This is a fantastic halibut recipe that embraces the wonderful qualities of the wild Alaskan halibut while making it look lovely at the same time. This recipe was inspired by chef Eric Ripert of the Mid-Town Manhattan restaurant, Le Bernardin. But it doesn’t need to cost $90 a plate. It takes less than 15 minutes to make at home and you can add your own flair.
The Sauce Vierge
- 1 cup olive oil
- 1 tsp finely minced shallots
- 1 tbsp minced parsley
- 1 tbsp minced tarragon
- 1 tbsp minced basil
- 1 tbsp chopped capers
- 1 tbsp chopped Nicoise olives
- Juice of half lemon
- 4 ripe tomatoes 1/4 inch thin. Try heirloom tomatoes in a variety of colors for a phantasmagoric assemblage contrasted elegantly against the ivory flat fish!
- 1/2 cup cut basil
- About 1.5 lbs. halibut slices lengthwise (against grain) about 3/4 inch thick. Thaw overnight in fridge, cut from package and rinse under cold water then pat dry.
- About 2 cups water
- 2 tbsp olive oil
- 1 tbsp lemon juice from lemon
- Coarse salt and roasted white pepper
- First make the sauce and allow to rest in the fridge while you prepare the rest of the dish. Making the sauce is simple as combining all the ingredients, except the lemon, in a bowl and mixing. Don’t you love simple!? You will squeeze the lemon into the sauce at the last moment.

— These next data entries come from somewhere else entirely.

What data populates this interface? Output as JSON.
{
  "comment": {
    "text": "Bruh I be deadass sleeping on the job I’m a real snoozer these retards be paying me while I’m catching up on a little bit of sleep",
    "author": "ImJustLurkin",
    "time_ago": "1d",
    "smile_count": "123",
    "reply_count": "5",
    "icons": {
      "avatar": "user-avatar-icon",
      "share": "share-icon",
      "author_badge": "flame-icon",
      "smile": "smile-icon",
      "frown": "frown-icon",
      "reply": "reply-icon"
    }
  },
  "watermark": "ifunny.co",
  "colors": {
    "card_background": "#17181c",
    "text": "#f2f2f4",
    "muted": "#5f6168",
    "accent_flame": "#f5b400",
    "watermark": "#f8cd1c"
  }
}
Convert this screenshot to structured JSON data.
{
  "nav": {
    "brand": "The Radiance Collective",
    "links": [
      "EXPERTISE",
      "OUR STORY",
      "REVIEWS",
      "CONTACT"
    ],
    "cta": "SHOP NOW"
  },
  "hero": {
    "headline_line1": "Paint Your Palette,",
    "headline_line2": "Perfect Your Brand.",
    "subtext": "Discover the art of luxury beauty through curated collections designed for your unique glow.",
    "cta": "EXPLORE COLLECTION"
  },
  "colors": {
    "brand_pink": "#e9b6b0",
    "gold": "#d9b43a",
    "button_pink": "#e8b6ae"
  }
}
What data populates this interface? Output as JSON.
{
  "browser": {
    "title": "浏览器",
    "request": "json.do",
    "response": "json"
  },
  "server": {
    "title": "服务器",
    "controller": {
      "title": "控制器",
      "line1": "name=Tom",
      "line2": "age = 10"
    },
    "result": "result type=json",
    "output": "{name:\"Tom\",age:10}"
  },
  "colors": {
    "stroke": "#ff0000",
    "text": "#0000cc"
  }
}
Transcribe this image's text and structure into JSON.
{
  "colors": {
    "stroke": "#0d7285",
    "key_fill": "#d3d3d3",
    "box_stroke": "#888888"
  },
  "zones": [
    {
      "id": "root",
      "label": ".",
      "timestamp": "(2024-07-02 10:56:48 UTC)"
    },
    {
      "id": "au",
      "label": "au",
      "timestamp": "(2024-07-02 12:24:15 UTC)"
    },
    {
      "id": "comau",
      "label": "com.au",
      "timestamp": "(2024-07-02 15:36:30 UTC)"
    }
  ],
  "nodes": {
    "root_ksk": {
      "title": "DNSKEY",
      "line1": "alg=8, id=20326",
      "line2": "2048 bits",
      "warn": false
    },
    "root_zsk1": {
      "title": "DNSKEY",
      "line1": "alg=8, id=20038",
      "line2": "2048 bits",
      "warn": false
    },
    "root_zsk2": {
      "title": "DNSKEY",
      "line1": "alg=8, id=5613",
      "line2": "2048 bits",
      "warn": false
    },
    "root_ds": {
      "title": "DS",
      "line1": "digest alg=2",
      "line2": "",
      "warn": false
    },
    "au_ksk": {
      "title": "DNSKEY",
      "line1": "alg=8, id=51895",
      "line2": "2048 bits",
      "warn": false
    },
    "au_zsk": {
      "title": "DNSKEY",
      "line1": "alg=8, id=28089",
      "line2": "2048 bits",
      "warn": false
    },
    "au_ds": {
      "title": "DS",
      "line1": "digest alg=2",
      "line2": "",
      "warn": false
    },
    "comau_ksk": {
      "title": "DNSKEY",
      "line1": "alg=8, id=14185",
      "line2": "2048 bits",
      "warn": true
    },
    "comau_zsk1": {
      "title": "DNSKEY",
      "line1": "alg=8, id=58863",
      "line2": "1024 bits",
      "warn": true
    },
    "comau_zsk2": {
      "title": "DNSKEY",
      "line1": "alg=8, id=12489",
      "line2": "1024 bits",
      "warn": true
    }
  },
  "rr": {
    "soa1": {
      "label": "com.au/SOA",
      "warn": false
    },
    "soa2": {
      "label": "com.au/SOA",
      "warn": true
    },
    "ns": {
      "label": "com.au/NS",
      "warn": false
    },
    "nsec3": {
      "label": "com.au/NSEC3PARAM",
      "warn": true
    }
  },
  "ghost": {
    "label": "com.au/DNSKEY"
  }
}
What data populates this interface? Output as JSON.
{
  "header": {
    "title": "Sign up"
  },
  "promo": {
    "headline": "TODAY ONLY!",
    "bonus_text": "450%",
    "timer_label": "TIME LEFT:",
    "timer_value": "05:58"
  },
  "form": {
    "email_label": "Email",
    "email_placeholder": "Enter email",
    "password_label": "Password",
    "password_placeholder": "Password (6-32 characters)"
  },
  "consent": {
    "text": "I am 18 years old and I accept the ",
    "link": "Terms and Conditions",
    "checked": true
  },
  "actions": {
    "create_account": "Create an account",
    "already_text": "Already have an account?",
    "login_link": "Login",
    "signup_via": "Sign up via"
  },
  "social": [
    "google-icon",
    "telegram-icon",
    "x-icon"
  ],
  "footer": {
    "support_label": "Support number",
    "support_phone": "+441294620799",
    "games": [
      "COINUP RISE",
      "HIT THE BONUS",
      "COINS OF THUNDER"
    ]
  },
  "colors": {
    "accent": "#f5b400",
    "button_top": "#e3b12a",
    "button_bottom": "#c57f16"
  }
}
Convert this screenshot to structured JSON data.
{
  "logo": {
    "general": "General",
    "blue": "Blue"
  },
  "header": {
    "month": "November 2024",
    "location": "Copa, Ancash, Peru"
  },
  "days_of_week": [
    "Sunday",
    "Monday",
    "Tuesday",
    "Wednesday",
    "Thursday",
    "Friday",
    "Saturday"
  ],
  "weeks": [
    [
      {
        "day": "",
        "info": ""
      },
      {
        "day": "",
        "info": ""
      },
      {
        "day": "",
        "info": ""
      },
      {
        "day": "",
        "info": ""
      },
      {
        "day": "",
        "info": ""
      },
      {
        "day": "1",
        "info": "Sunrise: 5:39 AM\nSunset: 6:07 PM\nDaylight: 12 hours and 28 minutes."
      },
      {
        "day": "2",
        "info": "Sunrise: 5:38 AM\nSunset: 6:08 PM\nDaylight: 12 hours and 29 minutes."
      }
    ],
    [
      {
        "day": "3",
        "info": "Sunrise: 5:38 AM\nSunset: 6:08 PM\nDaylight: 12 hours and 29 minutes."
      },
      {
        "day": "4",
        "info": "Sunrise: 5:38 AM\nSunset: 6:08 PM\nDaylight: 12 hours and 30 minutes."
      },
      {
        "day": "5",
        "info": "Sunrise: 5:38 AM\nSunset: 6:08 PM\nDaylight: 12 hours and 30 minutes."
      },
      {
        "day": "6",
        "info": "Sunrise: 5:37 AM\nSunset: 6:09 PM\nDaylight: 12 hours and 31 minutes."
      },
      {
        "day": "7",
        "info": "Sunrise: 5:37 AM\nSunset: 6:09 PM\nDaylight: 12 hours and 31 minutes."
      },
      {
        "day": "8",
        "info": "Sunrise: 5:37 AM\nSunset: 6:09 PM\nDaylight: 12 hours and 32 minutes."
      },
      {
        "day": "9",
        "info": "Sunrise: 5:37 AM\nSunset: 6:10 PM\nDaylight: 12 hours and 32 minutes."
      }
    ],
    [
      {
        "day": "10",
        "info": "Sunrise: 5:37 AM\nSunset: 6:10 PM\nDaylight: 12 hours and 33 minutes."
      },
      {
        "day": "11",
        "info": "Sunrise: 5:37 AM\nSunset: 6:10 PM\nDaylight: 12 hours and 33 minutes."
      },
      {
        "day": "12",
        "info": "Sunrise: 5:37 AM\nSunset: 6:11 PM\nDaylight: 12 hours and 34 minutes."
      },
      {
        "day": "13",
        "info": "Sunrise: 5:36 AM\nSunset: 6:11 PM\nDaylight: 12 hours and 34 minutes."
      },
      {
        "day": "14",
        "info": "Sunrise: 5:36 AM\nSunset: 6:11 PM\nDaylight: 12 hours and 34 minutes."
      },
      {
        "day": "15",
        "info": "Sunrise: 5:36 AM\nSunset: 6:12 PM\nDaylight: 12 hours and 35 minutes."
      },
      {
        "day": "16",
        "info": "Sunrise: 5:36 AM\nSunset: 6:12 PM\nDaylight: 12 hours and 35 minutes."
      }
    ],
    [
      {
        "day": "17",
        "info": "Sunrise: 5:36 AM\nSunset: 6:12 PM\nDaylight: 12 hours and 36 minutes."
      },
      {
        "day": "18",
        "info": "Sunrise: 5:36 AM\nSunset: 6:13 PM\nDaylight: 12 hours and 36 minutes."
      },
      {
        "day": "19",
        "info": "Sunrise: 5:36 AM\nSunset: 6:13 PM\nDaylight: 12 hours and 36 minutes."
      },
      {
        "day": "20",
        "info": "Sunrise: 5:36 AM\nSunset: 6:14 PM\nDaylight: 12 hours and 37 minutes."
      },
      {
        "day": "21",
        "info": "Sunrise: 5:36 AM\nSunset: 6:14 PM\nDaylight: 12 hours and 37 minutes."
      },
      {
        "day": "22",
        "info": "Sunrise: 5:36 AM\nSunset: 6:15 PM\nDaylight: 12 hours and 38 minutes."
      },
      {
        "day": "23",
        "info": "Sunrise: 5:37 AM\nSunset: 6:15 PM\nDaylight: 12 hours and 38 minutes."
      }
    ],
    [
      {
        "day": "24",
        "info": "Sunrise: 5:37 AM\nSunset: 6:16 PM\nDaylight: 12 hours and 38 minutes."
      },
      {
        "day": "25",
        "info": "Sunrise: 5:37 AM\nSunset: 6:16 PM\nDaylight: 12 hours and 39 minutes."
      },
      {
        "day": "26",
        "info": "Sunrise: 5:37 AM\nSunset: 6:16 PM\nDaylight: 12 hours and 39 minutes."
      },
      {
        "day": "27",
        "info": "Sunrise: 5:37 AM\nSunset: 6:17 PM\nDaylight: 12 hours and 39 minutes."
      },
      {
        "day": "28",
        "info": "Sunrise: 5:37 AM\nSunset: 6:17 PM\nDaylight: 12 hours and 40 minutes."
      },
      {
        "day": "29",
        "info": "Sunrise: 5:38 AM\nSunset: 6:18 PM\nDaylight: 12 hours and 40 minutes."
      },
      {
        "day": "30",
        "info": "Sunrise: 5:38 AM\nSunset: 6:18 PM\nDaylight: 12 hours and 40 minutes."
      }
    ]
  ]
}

- Next, arrange the tomatoes on the plates by cutting in half then slicing thin, about 1/4 inch. Using heirloom varieties of different colors really makes this dish sing. Create any pattern or shape you want, but Erik Ripert makes a circle and I like that. Dust the tomatoes with coarse salt and a little white pepper.
- Now all we need is the fish and a little garnish. Place a saucepan over medium heat and add water, olive oil and lemon juice and a little salt and white pepper.
- After slicing the halibut into pieces, sprinkle with just a little salt and white pepper then place in the simmering water. The water should not cover the halibut but come about half way up the fish. You can add or remove water. Cook in the water for 2-3 minutes on each side or until just warm in the middle. Erik Ripert uses a metal probe (heat thermometer or metal shish kabob skewer would work) to insert into the fish for a moment. He feels the the shaft for warmth––cold in the middle means raw and hot in the middle means overcooked.
- The final step is to place a few pieces of halibut over the center of your lovely tomato shape. Then finish off your sauce by squeezing half a lemon in it and mix with a few strokes. Pour a little of this sauce over the fish and finish by sprinkling some basil over the whole affair.